In non–Hodgkin's lymphomas, the spleen plays only a secondary role (Christo 1962). This is mainly because the tumors become generalized throughout the entire lymphatic system early, and mainly elderly people are affected whose disease is usually advanced once the diagnosis is made (Farthmann 1987).

Figure 4. Elevation of the abdominal wall by a highly enlarged spleen in non–Hodgkin's lymphoma.

Figure 4

Elevation of the abdominal wall by a highly enlarged spleen in non–Hodgkin's lymphoma.

Figure 5. Intraoperative view of the patient in figure 4.

Figure 5

Intraoperative view of the patient in figure 4.

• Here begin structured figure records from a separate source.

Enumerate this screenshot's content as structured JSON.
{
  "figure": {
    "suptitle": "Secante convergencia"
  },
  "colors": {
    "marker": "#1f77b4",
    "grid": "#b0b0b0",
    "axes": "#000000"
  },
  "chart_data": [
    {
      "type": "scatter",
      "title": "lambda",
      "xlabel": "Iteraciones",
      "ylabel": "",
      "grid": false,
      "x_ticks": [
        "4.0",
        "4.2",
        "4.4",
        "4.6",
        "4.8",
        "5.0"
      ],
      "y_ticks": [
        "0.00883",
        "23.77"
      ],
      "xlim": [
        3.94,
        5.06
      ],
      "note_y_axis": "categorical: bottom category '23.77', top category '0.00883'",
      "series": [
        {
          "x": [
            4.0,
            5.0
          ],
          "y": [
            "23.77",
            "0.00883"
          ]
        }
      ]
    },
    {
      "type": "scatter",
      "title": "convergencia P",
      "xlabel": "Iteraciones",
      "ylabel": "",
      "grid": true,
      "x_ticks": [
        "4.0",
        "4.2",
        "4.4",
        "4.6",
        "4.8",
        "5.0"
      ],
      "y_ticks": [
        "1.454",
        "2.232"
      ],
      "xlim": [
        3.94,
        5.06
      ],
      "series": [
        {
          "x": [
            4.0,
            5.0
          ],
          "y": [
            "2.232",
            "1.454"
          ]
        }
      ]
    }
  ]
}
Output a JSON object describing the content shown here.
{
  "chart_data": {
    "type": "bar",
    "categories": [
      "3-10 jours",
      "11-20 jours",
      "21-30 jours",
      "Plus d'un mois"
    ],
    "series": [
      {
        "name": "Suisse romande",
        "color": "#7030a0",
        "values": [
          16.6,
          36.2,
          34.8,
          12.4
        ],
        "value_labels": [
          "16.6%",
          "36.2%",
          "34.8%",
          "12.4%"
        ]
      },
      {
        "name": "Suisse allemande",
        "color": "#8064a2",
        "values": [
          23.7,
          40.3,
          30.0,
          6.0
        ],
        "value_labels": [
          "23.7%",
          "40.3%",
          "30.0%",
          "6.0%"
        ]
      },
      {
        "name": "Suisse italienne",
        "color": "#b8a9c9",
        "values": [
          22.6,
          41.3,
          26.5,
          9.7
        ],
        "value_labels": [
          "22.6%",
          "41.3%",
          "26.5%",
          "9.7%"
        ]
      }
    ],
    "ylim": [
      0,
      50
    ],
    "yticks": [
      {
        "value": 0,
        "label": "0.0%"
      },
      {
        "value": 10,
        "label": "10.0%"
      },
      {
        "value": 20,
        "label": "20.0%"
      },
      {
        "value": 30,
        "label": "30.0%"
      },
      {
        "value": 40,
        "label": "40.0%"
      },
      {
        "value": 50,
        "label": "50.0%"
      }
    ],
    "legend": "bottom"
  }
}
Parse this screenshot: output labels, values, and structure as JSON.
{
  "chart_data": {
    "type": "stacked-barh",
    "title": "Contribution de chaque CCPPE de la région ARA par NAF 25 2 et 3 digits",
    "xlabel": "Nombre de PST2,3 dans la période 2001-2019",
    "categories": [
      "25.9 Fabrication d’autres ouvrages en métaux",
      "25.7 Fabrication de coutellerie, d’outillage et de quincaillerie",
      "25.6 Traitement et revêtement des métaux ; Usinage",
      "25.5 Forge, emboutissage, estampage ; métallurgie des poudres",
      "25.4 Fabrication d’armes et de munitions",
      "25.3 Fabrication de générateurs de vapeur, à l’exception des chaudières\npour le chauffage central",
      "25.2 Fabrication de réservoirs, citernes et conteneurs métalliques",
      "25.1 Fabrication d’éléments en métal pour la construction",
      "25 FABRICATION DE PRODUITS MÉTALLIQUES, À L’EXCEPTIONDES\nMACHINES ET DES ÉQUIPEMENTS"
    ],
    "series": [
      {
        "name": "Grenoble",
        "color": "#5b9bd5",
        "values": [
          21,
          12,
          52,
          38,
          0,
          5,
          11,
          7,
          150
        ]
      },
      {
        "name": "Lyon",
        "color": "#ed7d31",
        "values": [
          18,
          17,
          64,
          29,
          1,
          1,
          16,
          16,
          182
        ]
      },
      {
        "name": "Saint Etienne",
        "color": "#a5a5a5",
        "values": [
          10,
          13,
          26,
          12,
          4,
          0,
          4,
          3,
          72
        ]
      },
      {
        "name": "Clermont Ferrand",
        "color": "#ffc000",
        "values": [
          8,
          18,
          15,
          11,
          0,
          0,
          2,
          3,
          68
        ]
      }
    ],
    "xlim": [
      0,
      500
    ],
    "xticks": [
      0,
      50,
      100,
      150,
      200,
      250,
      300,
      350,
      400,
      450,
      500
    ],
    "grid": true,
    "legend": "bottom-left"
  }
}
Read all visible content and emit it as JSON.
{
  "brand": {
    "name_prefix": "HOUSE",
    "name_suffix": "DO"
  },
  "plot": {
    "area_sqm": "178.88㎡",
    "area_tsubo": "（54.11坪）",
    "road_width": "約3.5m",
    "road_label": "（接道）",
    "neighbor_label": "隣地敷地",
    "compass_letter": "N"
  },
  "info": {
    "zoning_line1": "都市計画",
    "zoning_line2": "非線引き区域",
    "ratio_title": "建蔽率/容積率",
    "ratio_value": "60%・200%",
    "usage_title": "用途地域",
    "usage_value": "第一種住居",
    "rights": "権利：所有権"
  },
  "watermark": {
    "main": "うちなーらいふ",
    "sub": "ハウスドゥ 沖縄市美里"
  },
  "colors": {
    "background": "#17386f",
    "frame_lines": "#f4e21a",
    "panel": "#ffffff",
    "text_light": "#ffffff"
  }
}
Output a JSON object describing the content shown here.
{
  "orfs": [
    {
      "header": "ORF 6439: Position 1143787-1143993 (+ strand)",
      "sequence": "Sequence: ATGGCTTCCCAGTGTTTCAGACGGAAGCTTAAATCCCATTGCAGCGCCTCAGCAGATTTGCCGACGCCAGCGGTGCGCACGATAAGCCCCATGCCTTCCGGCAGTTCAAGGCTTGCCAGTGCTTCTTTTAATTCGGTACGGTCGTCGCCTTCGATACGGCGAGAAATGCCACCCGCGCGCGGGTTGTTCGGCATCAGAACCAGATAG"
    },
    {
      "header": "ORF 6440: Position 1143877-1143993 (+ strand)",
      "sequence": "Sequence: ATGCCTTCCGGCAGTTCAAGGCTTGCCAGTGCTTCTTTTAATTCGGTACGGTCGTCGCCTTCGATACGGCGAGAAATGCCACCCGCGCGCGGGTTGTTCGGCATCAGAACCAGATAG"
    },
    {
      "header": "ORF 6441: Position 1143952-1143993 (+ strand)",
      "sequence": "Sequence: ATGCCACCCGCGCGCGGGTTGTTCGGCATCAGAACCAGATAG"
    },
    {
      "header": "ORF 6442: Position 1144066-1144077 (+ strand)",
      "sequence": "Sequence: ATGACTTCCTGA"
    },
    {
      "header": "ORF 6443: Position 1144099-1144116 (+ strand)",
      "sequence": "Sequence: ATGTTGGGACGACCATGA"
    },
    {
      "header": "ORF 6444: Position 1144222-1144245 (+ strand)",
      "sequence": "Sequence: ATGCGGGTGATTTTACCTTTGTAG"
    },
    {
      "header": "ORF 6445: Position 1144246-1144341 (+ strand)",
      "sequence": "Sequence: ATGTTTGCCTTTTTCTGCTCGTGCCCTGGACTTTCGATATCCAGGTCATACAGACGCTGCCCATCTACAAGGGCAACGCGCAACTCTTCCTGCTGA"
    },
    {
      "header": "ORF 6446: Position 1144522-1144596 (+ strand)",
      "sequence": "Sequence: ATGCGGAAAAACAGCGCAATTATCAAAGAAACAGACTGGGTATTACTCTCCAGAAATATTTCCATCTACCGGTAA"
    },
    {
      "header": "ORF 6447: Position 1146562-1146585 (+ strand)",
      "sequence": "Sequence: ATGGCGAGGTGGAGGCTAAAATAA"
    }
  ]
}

Non–Hodgkin's lymphoma does not spread systematically from one neighboring lymph group to the next. The generally poor condition of the patient, the increased susceptibility to infection and the lack of a positive therapeutic effect are the main reasons that exploratory laparotomy or splenectomy are performed less frequently in these cases (Ochsner 1991). The most common indication for splenectomy with simultaneous abdominal exploration is severe, peripheral cytopenia together with marked splenomegaly (Johnston 1973).

Involvement of the spleen in myeloproliferative disorders

Myeloproliferative diseases form a heterogeneous spectrum with pathological changes in all hemopoietic cells. Acute and chronic leukemias, polycythemia vera, osteomyelofibrosis and essential thrombocythemia belong to this group. Also, myelodysplastic syndromes as well as aplastic and sideroblastic anemias can be categorized in this group if all three hemopoietic cell groups are affected (Scher 1983).

Treatment generally consists of transfusions and chemotherapy. Splenectomy may be indicated for symptomatic splenomegaly and when medical therapy fails to reduce the transfusion requirements (Schwartz 1996).

Miscellaneous Conditions

Felty's Syndrome

This is a rare syndrome of advanced rheumatoid arthritis with splenomegaly and neutropenia with increased risk of infections. Splenectomy is often effective in reversing a profound neutropenia and thereby reducing susceptibility to infections. The arthritis is not affected by splenectomy.

Gaucher's Disease

Gaucher's disease is characterized by the accumulation of glucocerebroside due to the deficiency of the enzyme glucocerebrosidase A. The adult form is often accompanied by significant splenomegaly and enlargement of the lymph nodes but is compatible with long life, in contrast to the acute infantile neuronopathic variety, which is rapidly fatal. Splenectomy can correct the signs of hypersplenism.